- Born: February 2, 1963 Pensacola, FL
- Died: March 4, 2025 (aged 62) Pittsburgh, PA
- Education: University of California, Berkeley
- Occupation: Professor
- Known for: Women's History, History of Childhood and Youth
- Spouse: Michael R. Dietrich

= Laura L. Lovett =

American historian (1963–2025)

Laura L. Lovett was an American historian, and Professor of History at the University of Pittsburgh, where she was also the Director of the Gender, Sexuality, and Women's Studies Program. From 2008 until 2013 she served as the co-editor-in-chief for the Journal of the History of Childhood and Youth.

==Education and career==
Lovett graduated from the University of California, Los Angeles in 1986 with degrees in English literature and history. She then earned an M.A. from the University of California, San Diego in 1990. She earned her PhD at University of California, Berkeley in 1998 where she studied agrarianism and reform among women in late 19th century and early 20th century for her dissertation.

She was a faculty member at the University of Tennessee, Chattanooga, Dartmouth College, and the University of Massachusetts before moving to the University of Pittsburgh in 2018. Lovett has been a fellowship committee member of the American Historical Association who spoke out against government censorship of historical debate.

== Work ==
Lovett's scholarship addressed different dimensions of women's political action in the twentieth century. Lovett's early work concerned the histories of eugenics, pronatalism, and ideals of American home and family. She had produced historical studies of the transformative power of Black women's activism in the 1960s and 1970s at the local, national, and transnational level. Her 2021 book, With Her Fist Raised: Dorothy Pitman Hughes and the Transformative Power of Community Activism, is a biography of Dorothy Pitman Hughes, an influential activist and organizer in New York City beginning in the 1960s. Although she is best known now for speaking with Gloria Steinem, Hughes created a community child care center that became a model for community based organizing in the 1970s, among many other causes that she has championed.

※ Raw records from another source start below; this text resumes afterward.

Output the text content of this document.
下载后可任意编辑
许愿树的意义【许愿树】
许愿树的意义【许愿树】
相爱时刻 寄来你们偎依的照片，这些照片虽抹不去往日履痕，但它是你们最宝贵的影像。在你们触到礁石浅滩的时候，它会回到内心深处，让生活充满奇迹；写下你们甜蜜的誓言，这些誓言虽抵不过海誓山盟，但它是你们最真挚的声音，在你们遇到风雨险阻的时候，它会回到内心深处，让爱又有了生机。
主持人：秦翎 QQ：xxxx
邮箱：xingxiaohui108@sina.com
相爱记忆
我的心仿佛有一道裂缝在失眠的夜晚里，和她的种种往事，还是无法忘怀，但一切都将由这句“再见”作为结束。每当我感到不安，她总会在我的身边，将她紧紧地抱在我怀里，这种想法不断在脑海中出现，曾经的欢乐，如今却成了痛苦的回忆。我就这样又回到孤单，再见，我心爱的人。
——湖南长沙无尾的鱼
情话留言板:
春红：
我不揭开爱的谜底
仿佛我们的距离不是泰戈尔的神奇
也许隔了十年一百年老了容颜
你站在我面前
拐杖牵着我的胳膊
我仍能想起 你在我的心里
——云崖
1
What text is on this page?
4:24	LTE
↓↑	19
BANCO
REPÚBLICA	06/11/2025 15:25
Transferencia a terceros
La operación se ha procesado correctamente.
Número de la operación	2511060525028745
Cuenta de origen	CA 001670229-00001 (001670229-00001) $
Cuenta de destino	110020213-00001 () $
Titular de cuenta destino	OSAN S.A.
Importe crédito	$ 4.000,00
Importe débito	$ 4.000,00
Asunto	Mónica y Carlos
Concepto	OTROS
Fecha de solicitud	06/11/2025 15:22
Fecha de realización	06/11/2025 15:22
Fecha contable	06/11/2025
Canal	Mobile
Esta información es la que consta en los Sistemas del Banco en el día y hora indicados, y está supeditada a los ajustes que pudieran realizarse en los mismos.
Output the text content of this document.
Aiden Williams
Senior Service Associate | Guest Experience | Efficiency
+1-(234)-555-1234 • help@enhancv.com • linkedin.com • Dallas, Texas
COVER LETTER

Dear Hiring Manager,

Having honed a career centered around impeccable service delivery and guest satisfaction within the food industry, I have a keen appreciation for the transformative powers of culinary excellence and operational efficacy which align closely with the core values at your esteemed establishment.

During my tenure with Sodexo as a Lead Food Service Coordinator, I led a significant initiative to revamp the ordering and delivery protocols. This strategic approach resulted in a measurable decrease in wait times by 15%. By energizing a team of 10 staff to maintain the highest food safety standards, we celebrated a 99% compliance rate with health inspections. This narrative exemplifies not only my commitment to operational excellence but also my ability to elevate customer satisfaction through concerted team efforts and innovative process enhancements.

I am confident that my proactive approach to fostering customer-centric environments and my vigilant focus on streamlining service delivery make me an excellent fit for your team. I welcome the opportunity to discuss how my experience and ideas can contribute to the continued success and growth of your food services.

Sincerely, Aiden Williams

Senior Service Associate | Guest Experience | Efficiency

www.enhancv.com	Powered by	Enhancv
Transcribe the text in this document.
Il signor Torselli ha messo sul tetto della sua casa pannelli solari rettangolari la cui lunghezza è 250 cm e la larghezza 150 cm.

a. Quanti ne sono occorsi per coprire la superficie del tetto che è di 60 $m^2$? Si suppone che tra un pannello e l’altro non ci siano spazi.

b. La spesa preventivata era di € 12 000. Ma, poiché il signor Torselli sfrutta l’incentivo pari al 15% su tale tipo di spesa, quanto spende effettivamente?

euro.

Lovett was also the founding co-editor of the Journal of the History of Childhood and Youth, which she started with Martha Saxton, Karen Sanchez-Eppler, and Brian Bunk in 2008; she remained as editor until 2013. In 2012, she co-edited with Lori Rotskoff a collection of essays appraising the impact of the children's book, record, and TV show, Free to Be... You and Me. This set of essays features essays from the book's creators, the children who grew up with it; historians and sociologists of childhood; and social activists, cultural critics, and producers of children's media today.

==Selected publications==
- "With Her Fist Raised: Dorothy Pitman Hughes and the Transformative Power of Community Activism." (2021)
- "Conceiving the Future: Pronatalism, Reproduction, and the Family in the United States, 1890–1930." (2007)
- "When We Were Free to Be: Looking Back at a Children's Classic and the Difference It Made" (2012)
- ""It's Our Movement Now": Black Women's Politics and the 1977 National Women's Conference" (2022)
- "Eugenic Housing: Redlining, Reproductive Regulation, and Suburban Development in the United States," Women's Studies Quarterly 48 (2020), 76–83.
- "The Popeye Principle: Selling Child Health in the First Nutrition Crisis," Journal of Health Politics, Policy, and Law 30 (2005) 803–838.
- "'African and Cherokee By Choice': Race and Resistance Under Legalized Segregation," American Indian Quarterly 22 (1998), 203–229.